Dank der seit 1990 gewonnenen Reisefreiheit waren und sind dann Reiseberichte zu den USA, Israel, Karibik, Island, Großbritannien, Frankreich usw. eben auch Beiträge, neben den unvermeidlichen Mitteilungen über die lieben Enkel, Kinder und deren Gesponsen – die ja indirekt und wohlbekannt zur Stammtischfamilie zählen. Auf der Strecke blieben und bleiben jedoch oft die gemeinsamen Intonierungen einschlägigen Liedgutes wie „Kurfürst Friedrich von der Pfalz“, “Brunz von Brunzelschütz“, „Es saßen die alten Germanen“ und dgl. – man ist halt der Studikerzeit entfernt.

Die nun ältlichen Knacker der LLT-Radfahrcompagnie fahren auch nicht mehr von Hamburg nach Cuxhaven und zurück oder bei straffem Regen durch den Spreewald, sondern bedienen sich einheimischer Busunternehmen zu Fahrten etwa nach Pulsnitz, Prag, zur Festung Königstein oder fliegen in Kleinstgruppen nach Malta oder Zypern, wohin wir Sachsen schon immer mal wollten. Auch sind die Herrentagsausflüge rar geworden, desgl. die legendären Karfreitagsfeten in Naunhof auf einem Privatgrundstück – zu aufwändig für die Gastgeber.

Ausgefeilte, sehr begrüßte Beiträge aus der literarischen Klasse gibt es nur noch zu Karfreitag und Weihnachten von einem unermüdlichen Redner; als wirklich gelungen gelten die Abende, wo alle oder wenigstens einige aus sich herausgehen, Witze und Erlebnisse erzählen, Lieder selber anstimmen oder gar Runden (Beiträge aus der kulinarischen Klasse) schmeißen ohne triftigen Anlass. Auf einen neuen Trabbi muss man schon lange nicht mehr anstoßen … Sehr bewährt haben sich weiterhin Quizrunden mit Preisen und der jährlich immer heiß umkämpfte Zwangsumtausch der Inhalte sog. Schnullipakete, die ein jeder das Zuhause entrümpelnd mitbringt.

Wie schon früher erwähnt, ist der zentrale Mittelpunkt eines Stammtisches die geeignete Gaststätte.

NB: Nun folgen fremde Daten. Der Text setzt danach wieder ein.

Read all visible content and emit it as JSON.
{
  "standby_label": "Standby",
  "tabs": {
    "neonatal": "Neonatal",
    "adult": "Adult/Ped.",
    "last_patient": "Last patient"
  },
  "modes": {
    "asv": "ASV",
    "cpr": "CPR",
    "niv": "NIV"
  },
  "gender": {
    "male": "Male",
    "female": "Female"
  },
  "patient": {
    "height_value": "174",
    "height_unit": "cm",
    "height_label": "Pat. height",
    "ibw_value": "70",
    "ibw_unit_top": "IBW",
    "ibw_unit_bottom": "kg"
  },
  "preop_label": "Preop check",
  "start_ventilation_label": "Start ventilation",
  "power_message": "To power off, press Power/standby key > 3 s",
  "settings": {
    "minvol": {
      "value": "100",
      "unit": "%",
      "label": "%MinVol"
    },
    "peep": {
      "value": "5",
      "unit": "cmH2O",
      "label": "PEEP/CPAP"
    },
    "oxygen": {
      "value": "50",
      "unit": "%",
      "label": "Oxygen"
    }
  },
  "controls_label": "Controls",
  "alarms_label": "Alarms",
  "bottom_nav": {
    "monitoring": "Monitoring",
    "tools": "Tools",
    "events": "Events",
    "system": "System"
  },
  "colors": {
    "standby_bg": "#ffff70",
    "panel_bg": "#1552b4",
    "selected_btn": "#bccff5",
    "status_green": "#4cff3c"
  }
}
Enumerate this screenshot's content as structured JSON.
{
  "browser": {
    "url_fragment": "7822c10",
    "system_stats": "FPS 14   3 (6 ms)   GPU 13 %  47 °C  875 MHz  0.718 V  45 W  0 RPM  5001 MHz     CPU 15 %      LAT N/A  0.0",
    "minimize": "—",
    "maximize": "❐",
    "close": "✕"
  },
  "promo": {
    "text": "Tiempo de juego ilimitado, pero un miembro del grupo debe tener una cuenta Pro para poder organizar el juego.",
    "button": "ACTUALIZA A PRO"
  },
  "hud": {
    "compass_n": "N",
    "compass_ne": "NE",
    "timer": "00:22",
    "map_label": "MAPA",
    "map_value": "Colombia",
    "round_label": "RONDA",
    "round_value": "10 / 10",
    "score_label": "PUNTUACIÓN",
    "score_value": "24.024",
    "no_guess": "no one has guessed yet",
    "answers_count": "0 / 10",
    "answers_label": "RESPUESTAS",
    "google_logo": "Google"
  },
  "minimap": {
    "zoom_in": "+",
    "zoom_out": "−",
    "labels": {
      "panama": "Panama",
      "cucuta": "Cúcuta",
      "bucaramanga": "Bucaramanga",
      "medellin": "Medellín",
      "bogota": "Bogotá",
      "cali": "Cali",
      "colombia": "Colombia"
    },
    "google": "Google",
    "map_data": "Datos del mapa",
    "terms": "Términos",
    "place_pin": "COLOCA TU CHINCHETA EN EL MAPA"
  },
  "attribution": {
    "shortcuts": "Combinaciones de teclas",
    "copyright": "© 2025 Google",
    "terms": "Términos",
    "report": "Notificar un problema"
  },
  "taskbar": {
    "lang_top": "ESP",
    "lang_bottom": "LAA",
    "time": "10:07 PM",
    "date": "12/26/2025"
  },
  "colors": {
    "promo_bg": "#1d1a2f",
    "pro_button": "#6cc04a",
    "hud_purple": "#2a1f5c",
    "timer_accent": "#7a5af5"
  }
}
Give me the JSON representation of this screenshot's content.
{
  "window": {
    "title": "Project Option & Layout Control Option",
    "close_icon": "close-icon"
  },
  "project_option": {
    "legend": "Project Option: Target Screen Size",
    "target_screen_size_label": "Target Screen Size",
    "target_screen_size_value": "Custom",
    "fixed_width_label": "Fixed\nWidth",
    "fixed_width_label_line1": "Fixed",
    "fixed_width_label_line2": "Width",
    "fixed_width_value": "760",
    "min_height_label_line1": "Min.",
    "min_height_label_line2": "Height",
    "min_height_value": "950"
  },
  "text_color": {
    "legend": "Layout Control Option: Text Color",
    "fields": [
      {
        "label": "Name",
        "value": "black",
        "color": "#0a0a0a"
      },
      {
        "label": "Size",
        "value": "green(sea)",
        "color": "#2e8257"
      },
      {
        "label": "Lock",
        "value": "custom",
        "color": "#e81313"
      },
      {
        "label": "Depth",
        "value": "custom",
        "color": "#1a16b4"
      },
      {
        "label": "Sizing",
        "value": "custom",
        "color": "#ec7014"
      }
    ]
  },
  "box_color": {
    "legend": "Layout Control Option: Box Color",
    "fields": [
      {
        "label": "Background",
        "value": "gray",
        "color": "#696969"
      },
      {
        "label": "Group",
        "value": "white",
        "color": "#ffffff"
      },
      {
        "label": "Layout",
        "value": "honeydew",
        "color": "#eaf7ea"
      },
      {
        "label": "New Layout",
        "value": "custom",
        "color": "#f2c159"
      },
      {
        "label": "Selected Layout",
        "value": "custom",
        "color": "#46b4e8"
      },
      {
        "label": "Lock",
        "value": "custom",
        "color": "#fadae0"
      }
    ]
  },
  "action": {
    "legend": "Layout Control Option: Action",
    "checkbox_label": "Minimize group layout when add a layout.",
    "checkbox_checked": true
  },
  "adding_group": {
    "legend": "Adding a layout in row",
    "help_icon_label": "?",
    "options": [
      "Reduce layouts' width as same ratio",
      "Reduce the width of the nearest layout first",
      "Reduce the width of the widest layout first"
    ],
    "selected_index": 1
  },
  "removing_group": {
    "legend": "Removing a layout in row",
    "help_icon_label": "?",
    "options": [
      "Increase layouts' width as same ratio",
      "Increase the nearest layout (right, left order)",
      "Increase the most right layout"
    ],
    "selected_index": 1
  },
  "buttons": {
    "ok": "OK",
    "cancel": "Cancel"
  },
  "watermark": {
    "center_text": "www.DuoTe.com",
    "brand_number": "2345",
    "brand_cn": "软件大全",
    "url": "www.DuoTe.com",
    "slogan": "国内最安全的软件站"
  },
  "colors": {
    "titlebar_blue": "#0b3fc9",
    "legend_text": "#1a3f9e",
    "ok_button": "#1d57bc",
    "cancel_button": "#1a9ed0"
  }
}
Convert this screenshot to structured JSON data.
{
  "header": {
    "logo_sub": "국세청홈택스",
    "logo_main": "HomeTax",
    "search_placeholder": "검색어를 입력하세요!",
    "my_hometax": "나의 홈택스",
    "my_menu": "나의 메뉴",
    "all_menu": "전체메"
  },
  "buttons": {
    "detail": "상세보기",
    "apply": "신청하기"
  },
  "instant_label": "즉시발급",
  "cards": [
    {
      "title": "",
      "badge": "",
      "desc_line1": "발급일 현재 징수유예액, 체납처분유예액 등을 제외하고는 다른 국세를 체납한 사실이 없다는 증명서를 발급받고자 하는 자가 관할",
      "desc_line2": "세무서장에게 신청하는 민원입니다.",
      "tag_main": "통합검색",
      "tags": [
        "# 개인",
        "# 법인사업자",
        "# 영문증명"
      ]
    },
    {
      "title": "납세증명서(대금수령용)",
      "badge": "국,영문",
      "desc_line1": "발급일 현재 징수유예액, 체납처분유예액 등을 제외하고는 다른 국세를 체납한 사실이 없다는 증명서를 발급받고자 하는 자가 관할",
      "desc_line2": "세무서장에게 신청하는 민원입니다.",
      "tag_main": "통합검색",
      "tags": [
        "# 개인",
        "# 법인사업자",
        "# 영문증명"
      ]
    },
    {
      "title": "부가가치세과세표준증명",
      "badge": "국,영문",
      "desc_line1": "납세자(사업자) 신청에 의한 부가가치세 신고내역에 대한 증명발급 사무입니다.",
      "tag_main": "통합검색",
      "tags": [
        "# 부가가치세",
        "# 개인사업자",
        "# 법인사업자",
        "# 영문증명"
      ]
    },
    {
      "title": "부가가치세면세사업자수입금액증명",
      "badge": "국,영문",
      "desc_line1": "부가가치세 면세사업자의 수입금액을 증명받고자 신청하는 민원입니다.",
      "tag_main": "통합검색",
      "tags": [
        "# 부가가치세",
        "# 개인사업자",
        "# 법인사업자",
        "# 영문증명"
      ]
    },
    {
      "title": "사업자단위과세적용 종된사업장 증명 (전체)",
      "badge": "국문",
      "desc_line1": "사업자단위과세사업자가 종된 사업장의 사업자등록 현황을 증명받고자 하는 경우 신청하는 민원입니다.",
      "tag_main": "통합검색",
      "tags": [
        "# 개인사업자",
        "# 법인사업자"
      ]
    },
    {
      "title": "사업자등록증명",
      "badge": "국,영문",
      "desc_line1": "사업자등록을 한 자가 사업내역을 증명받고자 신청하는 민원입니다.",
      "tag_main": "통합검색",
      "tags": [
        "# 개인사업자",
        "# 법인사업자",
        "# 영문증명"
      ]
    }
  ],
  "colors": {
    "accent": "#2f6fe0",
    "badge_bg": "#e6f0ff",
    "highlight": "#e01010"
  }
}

Mit dem Zunftkeller haben wir eine solche ergattert. Jörg Hellriegel samt seiner Gattin ist uns ein treues Wirtspaar, erhöht zwar inflationsbedingt schleichend seine Preise, kämpft mit Corona und Personalmangel, liefert aber immer vortreffliches Fleisch und lässt die höchst unterschiedlichen Speisenbestellungen gleichzeitig servieren. Jörg geht auch gern auf Sonderwünsche ein, etwa Frühlingstafeln, Weißwurstfeste oder Gänsebratenorgien, sogar ziemlich preiswert. Nach den vielen Irrfahrten unseres Stammtisches ist das der Stabilisationspunkt, neben dem ideellen Zusammenhalt einer „hochwerten Korona“ über all die vielen Jahre und Corona hinaus. Möge es anderen Stammtischen gleichermaßen glücken!

Eines ist hochbedauerlich: Wir haben keinen Nachwuchs! Unsere Kinder meiden die Vereinigung der alten Schachteln resp. Säcke, finden sich nur höchst selten zu Treffen ein. Geeignete vorzeigbare neue Mitglieder älterer oder jüngerer Semester kennt offenbar niemand. Da ist dann die LLT ein Auslaufmodell, memento mori. Chancen freilich für Stammtische mit besserer Nachwuchsarbeit vielleicht gar einen 60. Jahrestag oder mehr zu schaffen …

Zum Abschluss der auf Goethe zurückgehende Cantus:
„Hier sind wir versammelt zu löblichem Tun,
drum Brüderchen, ergo bibamus!
Die Gläser, sie klingen, Gespräche, sie ruhn,
beherziget: ergo bibamus!
Das heißt noch ein altes, ein tüchtiges Wort,
es passet zum ersten und passet so fort,
und schallet, ein Echo, vom festlichen Ort,
:/ ein herrliches ergo bibamus!/:“

(Ergo bibamus = Also trinken wir)
Daher §11: Es wird fortgesoffen, und wenn es auch nur Schorle ist.

* F.H. = Dr. Frank Hille, von ihm stammt der Stammtisch-Text. Herzlichen Dank!